Der Goldpreis erreichte im August 2020 ein neues Allzeithoch bei 2075 US-Dollar je Unze. Hierfür waren eine Reihe von Faktoren verantwortlich, insbesondere die gestiegene Risikoaversion im Zuge der Coronavirus-Pandemie, die Liquiditätsschwemme der Notenbanken und die damit verbundenen rekordtiefen Zinsniveaus. Im 2. Halbjahr ging die Risikoaversion der Investoren merklich zurück und machte einer Euphorie bei Aktien und anderen Risikoanlagen Platz. In der Folge rutschte der Goldpreis bis auf 1676 US-Dollar und konsolidiert seitdem oberhalb der Marke von 1700. Wie geht es in den nächsten Monaten weiter?

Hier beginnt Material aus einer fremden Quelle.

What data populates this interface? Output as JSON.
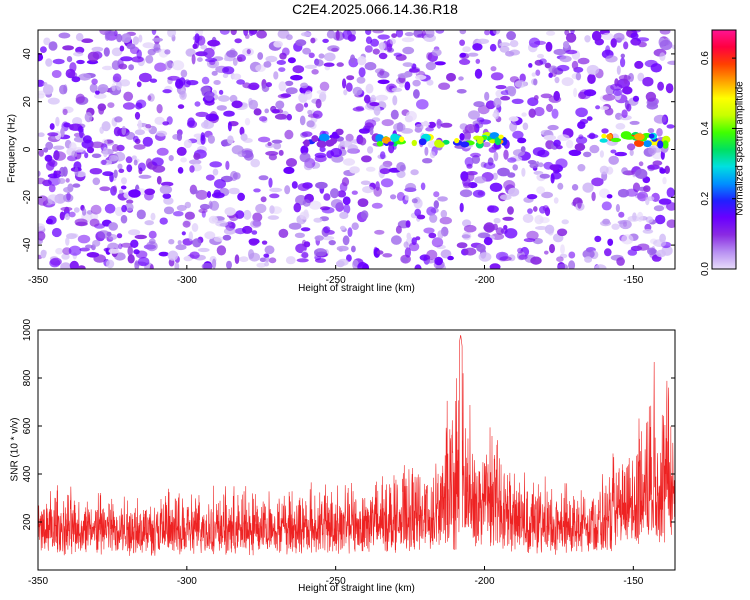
{
  "title": "C2E4.2025.066.14.36.R18",
  "chart_data": [
    {
      "type": "heatmap",
      "xlabel": "Height of straight line (km)",
      "ylabel": "Frequency (Hz)",
      "xlim": [
        -350,
        -136
      ],
      "ylim": [
        -50,
        50
      ],
      "xticks": [
        -350,
        -300,
        -250,
        -200,
        -150
      ],
      "yticks": [
        -40,
        -20,
        0,
        20,
        40
      ],
      "colorbar": {
        "label": "Normalized spectral amplitude",
        "range": [
          0,
          0.68
        ],
        "ticks": [
          0.0,
          0.2,
          0.4,
          0.6
        ],
        "colors": [
          "#e8dcfa",
          "#b890f2",
          "#8a2be2",
          "#6a00ff",
          "#2020ff",
          "#0090ff",
          "#00e0e0",
          "#00e060",
          "#40ff00",
          "#c8ff00",
          "#ffff00",
          "#ffa000",
          "#ff4000",
          "#ff0040",
          "#ff1493"
        ]
      },
      "signal_band": {
        "frequency": 4,
        "segments": [
          {
            "x_start": -262,
            "x_end": -250,
            "peak_amplitude": 0.25
          },
          {
            "x_start": -236,
            "x_end": -193,
            "peak_amplitude": 0.55
          },
          {
            "x_start": -160,
            "x_end": -136,
            "peak_amplitude": 0.6
          }
        ]
      }
    },
    {
      "type": "line",
      "xlabel": "Height of straight line (km)",
      "ylabel": "SNR (10 * v/v)",
      "xlim": [
        -350,
        -136
      ],
      "ylim": [
        0,
        1000
      ],
      "xticks": [
        -350,
        -300,
        -250,
        -200,
        -150
      ],
      "yticks": [
        200,
        400,
        600,
        800,
        1000
      ],
      "color": "#ee2222",
      "envelope": [
        {
          "x": -350,
          "baseline": 130,
          "peak": 310
        },
        {
          "x": -320,
          "baseline": 130,
          "peak": 290
        },
        {
          "x": -290,
          "baseline": 130,
          "peak": 300
        },
        {
          "x": -260,
          "baseline": 140,
          "peak": 320
        },
        {
          "x": -240,
          "baseline": 150,
          "peak": 330
        },
        {
          "x": -225,
          "baseline": 160,
          "peak": 400
        },
        {
          "x": -215,
          "baseline": 170,
          "peak": 460
        },
        {
          "x": -208,
          "baseline": 180,
          "peak": 980
        },
        {
          "x": -203,
          "baseline": 200,
          "peak": 480
        },
        {
          "x": -199,
          "baseline": 220,
          "peak": 550
        },
        {
          "x": -190,
          "baseline": 160,
          "peak": 380
        },
        {
          "x": -175,
          "baseline": 130,
          "peak": 320
        },
        {
          "x": -160,
          "baseline": 150,
          "peak": 350
        },
        {
          "x": -150,
          "baseline": 200,
          "peak": 540
        },
        {
          "x": -143,
          "baseline": 260,
          "peak": 840
        },
        {
          "x": -136,
          "baseline": 230,
          "peak": 700
        }
      ]
    }
  ]
}
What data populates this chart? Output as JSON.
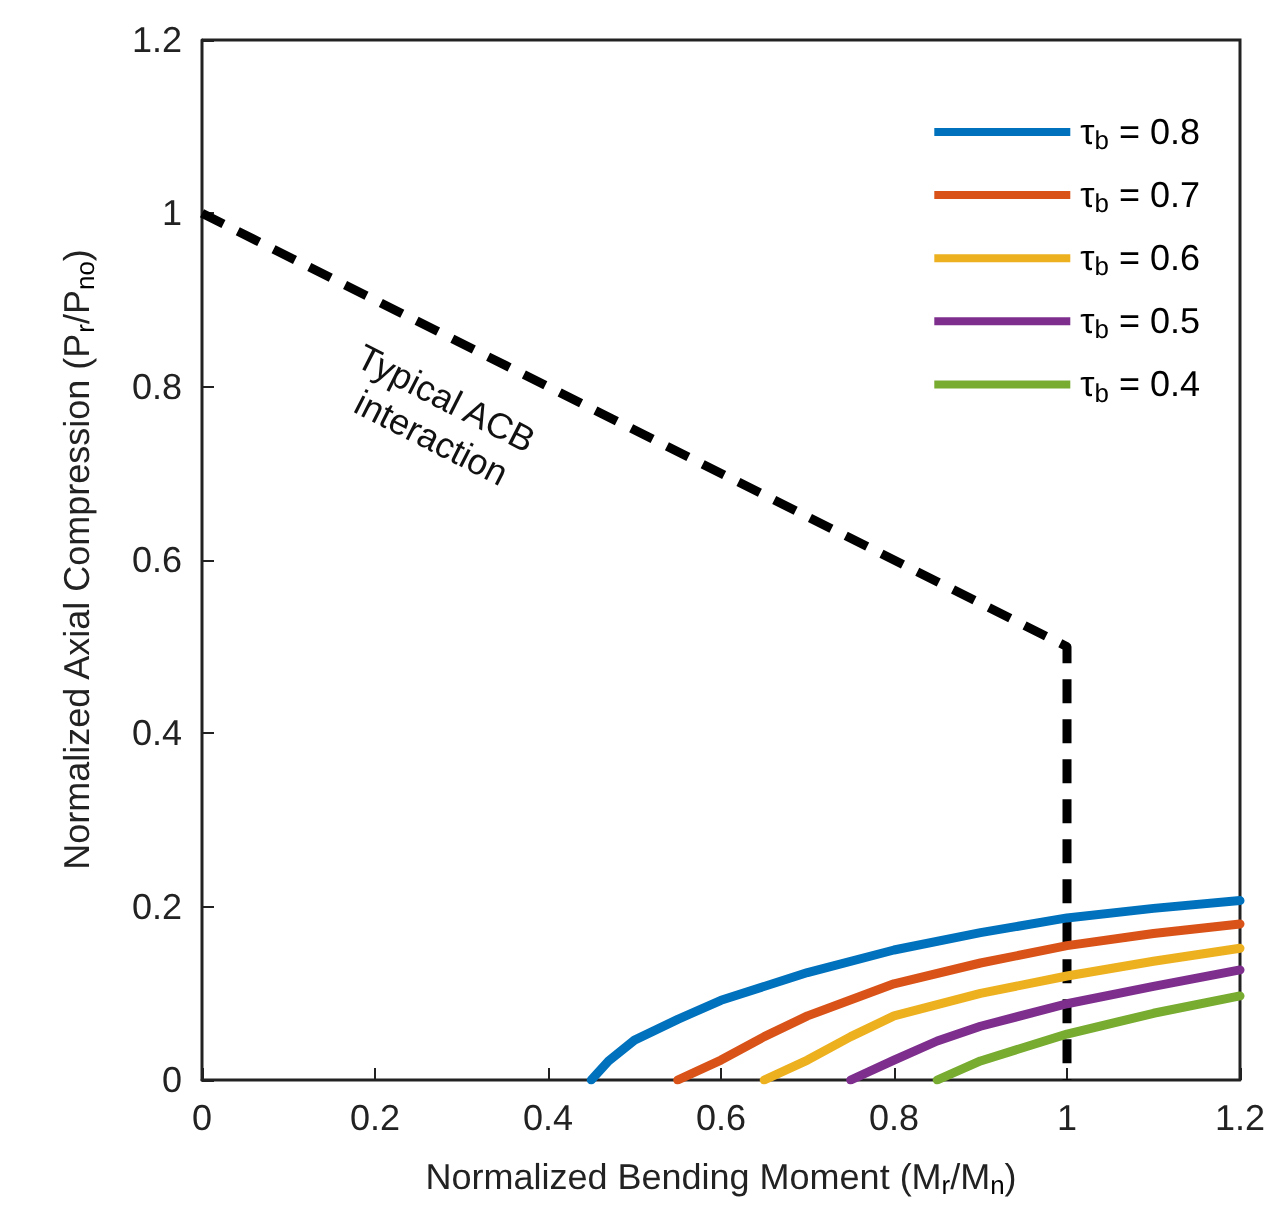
{
  "chart_data": {
    "type": "line",
    "xlabel": "Normalized Bending Moment (M$_{r}$/M$_{n}$)",
    "ylabel": "Normalized Axial Compression (P$_{r}$/P$_{no}$)",
    "xlim": [
      0,
      1.2
    ],
    "xticks": [
      0,
      0.2,
      0.4,
      0.6,
      0.8,
      1,
      1.2
    ],
    "ylim": [
      0,
      1.2
    ],
    "yticks": [
      0,
      0.2,
      0.4,
      0.6,
      0.8,
      1,
      1.2
    ],
    "grid": false,
    "legend": "top right",
    "marker": "none",
    "line_style": "solid",
    "annotations": [
      "Typical ACB interaction"
    ],
    "series": [
      {
        "name": "τ$_{b}$ = 0.8",
        "color": "#0072bd",
        "x": [
          0.45,
          0.47,
          0.5,
          0.55,
          0.6,
          0.7,
          0.8,
          0.9,
          1.0,
          1.1,
          1.2
        ],
        "values": [
          0,
          0.022,
          0.046,
          0.07,
          0.092,
          0.124,
          0.15,
          0.17,
          0.187,
          0.198,
          0.207
        ]
      },
      {
        "name": "τ$_{b}$ = 0.7",
        "color": "#d95319",
        "x": [
          0.55,
          0.6,
          0.65,
          0.7,
          0.8,
          0.9,
          1.0,
          1.1,
          1.2
        ],
        "values": [
          0,
          0.023,
          0.05,
          0.074,
          0.111,
          0.135,
          0.155,
          0.169,
          0.18
        ]
      },
      {
        "name": "τ$_{b}$ = 0.6",
        "color": "#edb120",
        "x": [
          0.65,
          0.7,
          0.75,
          0.8,
          0.9,
          1.0,
          1.1,
          1.2
        ],
        "values": [
          0,
          0.023,
          0.05,
          0.074,
          0.1,
          0.12,
          0.137,
          0.152
        ]
      },
      {
        "name": "τ$_{b}$ = 0.5",
        "color": "#7e2f8e",
        "x": [
          0.75,
          0.8,
          0.85,
          0.9,
          1.0,
          1.1,
          1.2
        ],
        "values": [
          0,
          0.023,
          0.045,
          0.062,
          0.088,
          0.108,
          0.127
        ]
      },
      {
        "name": "τ$_{b}$ = 0.4",
        "color": "#77ac30",
        "x": [
          0.85,
          0.9,
          1.0,
          1.1,
          1.2
        ],
        "values": [
          0,
          0.022,
          0.053,
          0.077,
          0.097
        ]
      },
      {
        "color": "#000000",
        "line_style": "dashed",
        "x": [
          0,
          1,
          1
        ],
        "values": [
          1,
          0.5,
          0
        ]
      }
    ]
  }
}
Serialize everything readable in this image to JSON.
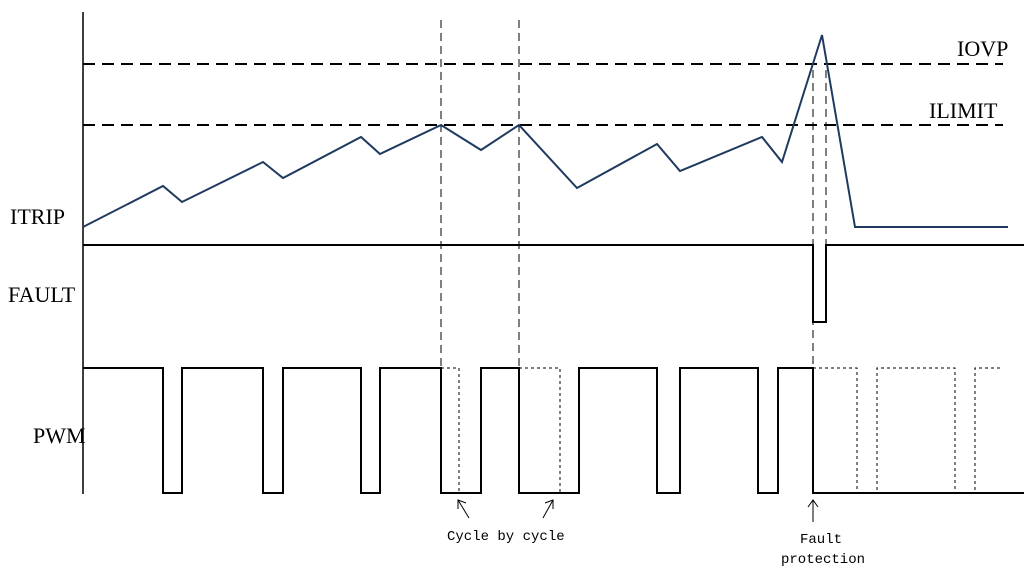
{
  "signals": {
    "itrip": "ITRIP",
    "fault": "FAULT",
    "pwm": "PWM"
  },
  "thresholds": {
    "iovp": "IOVP",
    "ilimit": "ILIMIT"
  },
  "annotations": {
    "cycle_by_cycle": "Cycle by cycle",
    "fault_line1": "Fault",
    "fault_line2": "protection"
  },
  "colors": {
    "current_trace": "#1f3a5f",
    "lines": "#000000"
  }
}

Generell ist bekannt, dass ein sehr enger Zusammenhang zwischen dem allgemeinen Zinsniveau, der Inflationsrate und dem Goldpreis besteht: Fallende oder negative Realzinsen, also die Renditen lang laufender Staatsanleihen abzüglich der Inflationsrate, stützen den Goldpreis stark. Genau dieser Zusammenhang hat aber den Goldpreis zuletzt sinken lassen, denn seit Juli 2020 fielen die Realzinsen nicht mehr, sondern tendierten seitwärts und zuletzt – besonders seit Mitte Februar – sogar aufwärts. Deshalb führten die steigenden nominalen Renditen bei US-Staatsanleihen zu anziehenden realen Renditen und damit zu einer neuen Dynamik beim Goldpreisrückgang.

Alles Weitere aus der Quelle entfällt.